You grow into love. Don’t expect to have the deep love of a couple that’s been together 20 years before you even get married.

“And Isaac brought her into his mother Sarah’s tent, and took Rebekah, and she became his wife; and he loved her: and Isaac was comforted after his mother’s death” (Genesis 24:67). Isaac took Rebecca to be his wife—and then he loved her! He didn’t even know her before that.

Commitment opens the door for greater love. And when sex is preserved for that special covenant relationship, then it is elevated to a holy plane! Rather than just being a form of self-gratifying recreation, it is an expression of a spiritual bond. Marriage makes two people one—spiritually one! And sex is the physical manifestation of that reality. The Bible actually equates the two: It calls marriage and also sexual intercourse (even with a harlot) “one flesh”! (1 Corinthians 6:16).

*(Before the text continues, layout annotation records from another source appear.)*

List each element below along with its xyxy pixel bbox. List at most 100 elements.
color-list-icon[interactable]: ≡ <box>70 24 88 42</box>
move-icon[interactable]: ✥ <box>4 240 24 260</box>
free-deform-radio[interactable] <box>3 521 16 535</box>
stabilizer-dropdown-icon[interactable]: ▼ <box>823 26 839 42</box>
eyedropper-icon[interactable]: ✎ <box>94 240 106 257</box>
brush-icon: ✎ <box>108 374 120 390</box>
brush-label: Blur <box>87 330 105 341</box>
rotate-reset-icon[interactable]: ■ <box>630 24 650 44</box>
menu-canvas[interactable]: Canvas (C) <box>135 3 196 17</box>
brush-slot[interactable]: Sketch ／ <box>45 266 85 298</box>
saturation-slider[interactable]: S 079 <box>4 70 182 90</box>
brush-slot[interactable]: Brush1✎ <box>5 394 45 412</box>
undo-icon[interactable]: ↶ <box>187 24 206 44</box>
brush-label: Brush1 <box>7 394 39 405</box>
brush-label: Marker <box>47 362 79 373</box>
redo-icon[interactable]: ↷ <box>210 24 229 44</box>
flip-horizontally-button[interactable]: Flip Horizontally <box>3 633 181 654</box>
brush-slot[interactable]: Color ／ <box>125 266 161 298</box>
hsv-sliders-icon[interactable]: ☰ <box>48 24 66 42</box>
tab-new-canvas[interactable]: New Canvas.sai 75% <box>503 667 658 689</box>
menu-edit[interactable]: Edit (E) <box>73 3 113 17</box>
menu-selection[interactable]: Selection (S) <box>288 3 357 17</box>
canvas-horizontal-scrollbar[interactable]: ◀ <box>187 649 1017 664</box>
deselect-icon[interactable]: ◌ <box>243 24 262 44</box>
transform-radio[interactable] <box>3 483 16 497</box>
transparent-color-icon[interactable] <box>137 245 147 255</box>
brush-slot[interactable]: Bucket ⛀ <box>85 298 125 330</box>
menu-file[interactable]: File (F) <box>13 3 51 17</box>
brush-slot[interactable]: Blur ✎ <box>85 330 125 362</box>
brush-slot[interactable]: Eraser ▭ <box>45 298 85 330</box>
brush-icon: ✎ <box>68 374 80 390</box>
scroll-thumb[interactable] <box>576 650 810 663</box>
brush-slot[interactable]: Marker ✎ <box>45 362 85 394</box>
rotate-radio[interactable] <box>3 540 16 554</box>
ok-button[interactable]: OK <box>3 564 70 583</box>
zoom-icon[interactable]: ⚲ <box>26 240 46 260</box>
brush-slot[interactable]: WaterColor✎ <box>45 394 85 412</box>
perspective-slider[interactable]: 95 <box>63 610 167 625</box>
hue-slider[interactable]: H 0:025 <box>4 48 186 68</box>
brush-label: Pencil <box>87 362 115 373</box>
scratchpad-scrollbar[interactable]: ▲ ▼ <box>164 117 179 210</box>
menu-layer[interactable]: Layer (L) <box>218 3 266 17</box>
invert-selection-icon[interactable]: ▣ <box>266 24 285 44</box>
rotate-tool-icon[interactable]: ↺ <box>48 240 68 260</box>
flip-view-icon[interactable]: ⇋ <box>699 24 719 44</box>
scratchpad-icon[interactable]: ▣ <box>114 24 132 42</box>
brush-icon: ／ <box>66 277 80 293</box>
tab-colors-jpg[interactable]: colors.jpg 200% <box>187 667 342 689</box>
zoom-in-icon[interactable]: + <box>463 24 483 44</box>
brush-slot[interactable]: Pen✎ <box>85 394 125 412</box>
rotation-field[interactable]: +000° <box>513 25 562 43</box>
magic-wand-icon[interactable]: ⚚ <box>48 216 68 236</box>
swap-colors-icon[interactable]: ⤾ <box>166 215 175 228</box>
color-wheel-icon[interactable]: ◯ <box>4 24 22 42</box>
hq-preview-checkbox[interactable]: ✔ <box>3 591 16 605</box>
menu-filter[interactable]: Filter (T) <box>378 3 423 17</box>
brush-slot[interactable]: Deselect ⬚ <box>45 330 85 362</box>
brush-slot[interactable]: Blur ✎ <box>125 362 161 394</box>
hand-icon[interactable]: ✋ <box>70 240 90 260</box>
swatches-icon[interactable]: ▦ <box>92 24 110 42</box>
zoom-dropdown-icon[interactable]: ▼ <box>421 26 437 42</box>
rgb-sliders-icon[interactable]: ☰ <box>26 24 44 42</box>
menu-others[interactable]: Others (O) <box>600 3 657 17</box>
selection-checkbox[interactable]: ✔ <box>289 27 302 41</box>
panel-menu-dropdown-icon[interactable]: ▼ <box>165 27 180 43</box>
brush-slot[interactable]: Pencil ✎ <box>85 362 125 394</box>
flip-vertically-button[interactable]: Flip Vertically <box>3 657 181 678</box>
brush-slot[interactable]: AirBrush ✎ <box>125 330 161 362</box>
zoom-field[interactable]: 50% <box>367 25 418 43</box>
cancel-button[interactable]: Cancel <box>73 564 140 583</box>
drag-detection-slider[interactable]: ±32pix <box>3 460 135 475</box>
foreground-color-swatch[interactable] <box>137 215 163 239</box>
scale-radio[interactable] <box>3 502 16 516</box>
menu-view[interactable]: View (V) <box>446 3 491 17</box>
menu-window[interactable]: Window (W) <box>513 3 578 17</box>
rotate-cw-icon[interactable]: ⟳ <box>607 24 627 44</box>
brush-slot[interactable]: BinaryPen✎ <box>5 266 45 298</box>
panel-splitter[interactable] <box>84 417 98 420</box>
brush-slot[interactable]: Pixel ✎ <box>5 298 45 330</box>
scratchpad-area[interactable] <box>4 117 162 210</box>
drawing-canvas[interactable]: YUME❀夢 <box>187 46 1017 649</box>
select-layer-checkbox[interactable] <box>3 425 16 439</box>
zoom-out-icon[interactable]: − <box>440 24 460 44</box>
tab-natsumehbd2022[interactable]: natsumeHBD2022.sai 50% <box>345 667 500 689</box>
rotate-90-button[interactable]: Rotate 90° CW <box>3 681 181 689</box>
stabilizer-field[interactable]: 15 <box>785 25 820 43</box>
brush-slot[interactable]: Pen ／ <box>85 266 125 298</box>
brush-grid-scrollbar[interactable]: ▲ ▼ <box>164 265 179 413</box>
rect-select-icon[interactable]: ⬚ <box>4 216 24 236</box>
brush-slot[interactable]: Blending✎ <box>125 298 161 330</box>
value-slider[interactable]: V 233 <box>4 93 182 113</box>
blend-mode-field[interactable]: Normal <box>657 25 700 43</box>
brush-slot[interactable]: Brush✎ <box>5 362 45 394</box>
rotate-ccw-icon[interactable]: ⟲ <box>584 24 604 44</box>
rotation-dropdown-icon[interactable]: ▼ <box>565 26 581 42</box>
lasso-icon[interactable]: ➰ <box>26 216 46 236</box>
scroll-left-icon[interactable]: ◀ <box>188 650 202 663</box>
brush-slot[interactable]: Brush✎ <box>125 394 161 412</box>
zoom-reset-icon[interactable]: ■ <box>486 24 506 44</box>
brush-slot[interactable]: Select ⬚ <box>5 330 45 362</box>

There is so much wisdom in the way that God instructs us to date and to court. It protects you in some wonderful and valuable ways! It protects you from emotional devastation by forcing you to keep your emotions in check. It postpones the intimacy that leads to problems when it is broken. It postpones it until it is completely safe and secure within the bounds of a permanent covenant.

Do it God’s way, and you can navigate the tricky waters of dating—even serious dating and courtship—and lay the groundwork for a successful, happy marriage!